I have 2 100+ year old buildings in Chicago and have seen many more in process of inspection for purchase. Lucky me, I have learned enough in my encounters to be dangerous :=D

Catch basins in the city are designed to redirect stormwater directly into the sewer line under the building. Stormwater should skim off the top of sediment that accumulates up to the edge of a vertical barrier (the trap) between the sewer line and the basin where the sink line, gutter lines, and floor drains discharge. (In both my properties the barrier has broken down so all water drains directly into the sewer line)

I suggest marking the water level then emptying a 50gal or so garbage can of water into the basin. The water level should return to the "normal" level fairly quickly, otherwise your sewer line is probably at least partially blocked. (If your trap is gone, as mine are, drop a leaf onto the top of the water. It should slowly creep into the sewer line inlet, otherwise the line is blocked)
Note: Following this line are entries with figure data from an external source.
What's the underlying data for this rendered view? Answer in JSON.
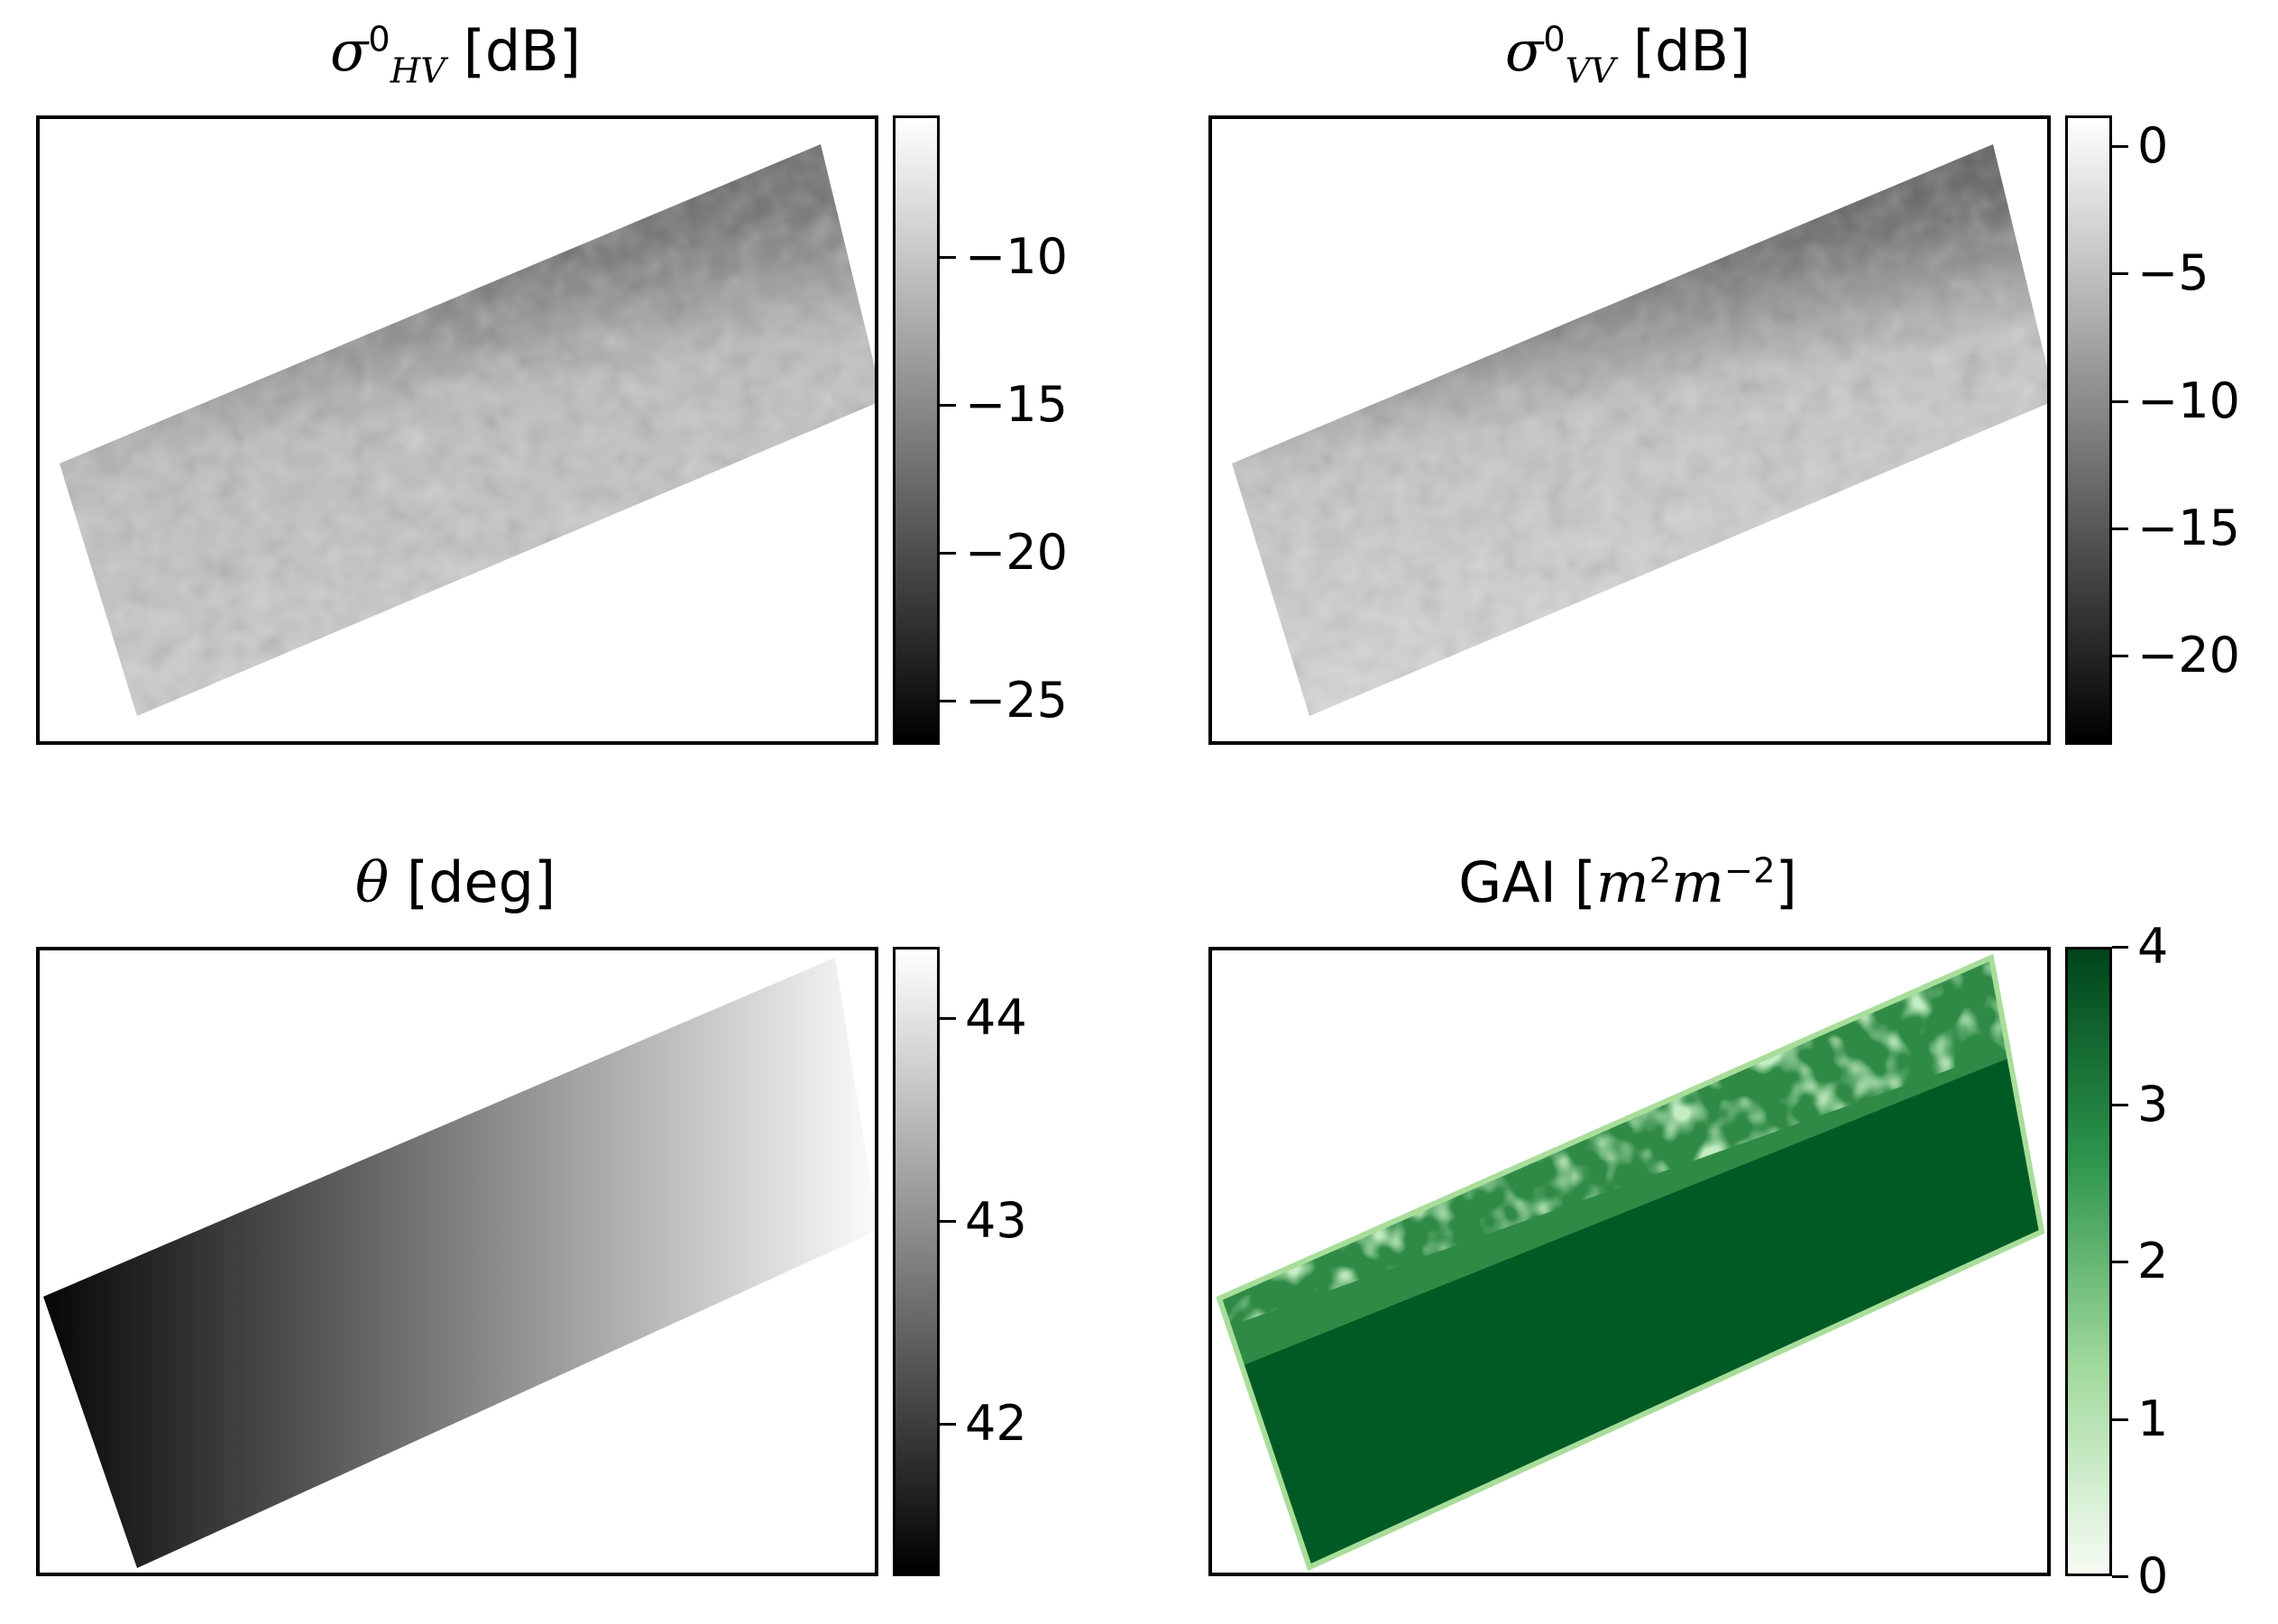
{
  "chart_data": [
    {
      "type": "heatmap",
      "title": {
        "symbol": "σ",
        "sup": "0",
        "sub": "HV",
        "unit": "[dB]"
      },
      "colormap": "gray",
      "colorbar": {
        "min": -26.5,
        "max": -5.2,
        "ticks": [
          -10,
          -15,
          -20,
          -25
        ],
        "tick_labels": [
          "−10",
          "−15",
          "−20",
          "−25"
        ]
      },
      "gradient": [
        "#000000",
        "#ffffff"
      ],
      "field": "speckle with dark band along upper edge",
      "fill": [
        "#6d6d6d",
        "#c9c9c9"
      ]
    },
    {
      "type": "heatmap",
      "title": {
        "symbol": "σ",
        "sup": "0",
        "sub": "VV",
        "unit": "[dB]"
      },
      "colormap": "gray",
      "colorbar": {
        "min": -23.5,
        "max": 1.2,
        "ticks": [
          0,
          -5,
          -10,
          -15,
          -20
        ],
        "tick_labels": [
          "0",
          "−5",
          "−10",
          "−15",
          "−20"
        ]
      },
      "gradient": [
        "#000000",
        "#ffffff"
      ],
      "field": "speckle with dark band along upper edge",
      "fill": [
        "#5b5b5b",
        "#d8d8d8"
      ]
    },
    {
      "type": "heatmap",
      "title": {
        "symbol": "θ",
        "unit": "[deg]"
      },
      "colormap": "gray",
      "colorbar": {
        "min": 41.25,
        "max": 44.35,
        "ticks": [
          44,
          43,
          42
        ],
        "tick_labels": [
          "44",
          "43",
          "42"
        ]
      },
      "gradient": [
        "#000000",
        "#ffffff"
      ],
      "field": "linear gradient increasing left to right",
      "fill": [
        "#0a0a0a",
        "#f8f8f8"
      ]
    },
    {
      "type": "heatmap",
      "title": {
        "symbol": "GAI",
        "unit_math": "m",
        "unit_sup1": "2",
        "unit_math2": "m",
        "unit_sup2": "−2"
      },
      "colormap": "Greens",
      "colorbar": {
        "min": 0,
        "max": 4,
        "ticks": [
          4,
          3,
          2,
          1,
          0
        ],
        "tick_labels": [
          "4",
          "3",
          "2",
          "1",
          "0"
        ]
      },
      "gradient": [
        "#f7fcf5",
        "#00441b"
      ],
      "field": "mostly saturated at 4 with lighter patches near upper edge",
      "fill": [
        "#005a24",
        "#41a05a"
      ]
    }
  ]
}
If the line is blocked then usually the first sign of trouble is water coming up the floor drains, since it is the path of least resistance to the rising water.

There are parts of the city that are prone to backflow from the sewer line during rainstorms, and when this happens tree roots in the line can trap solid material flowing back towards the building, or be compressed sufficiently to trap solid waste trying to pass to the street sewer pipe. When this happens you will need a professional to rod the line all the way to the street sewer line.

But let's not get too far ahead of ourselves.....for now just see if a large volume of water will pass through the catch basin.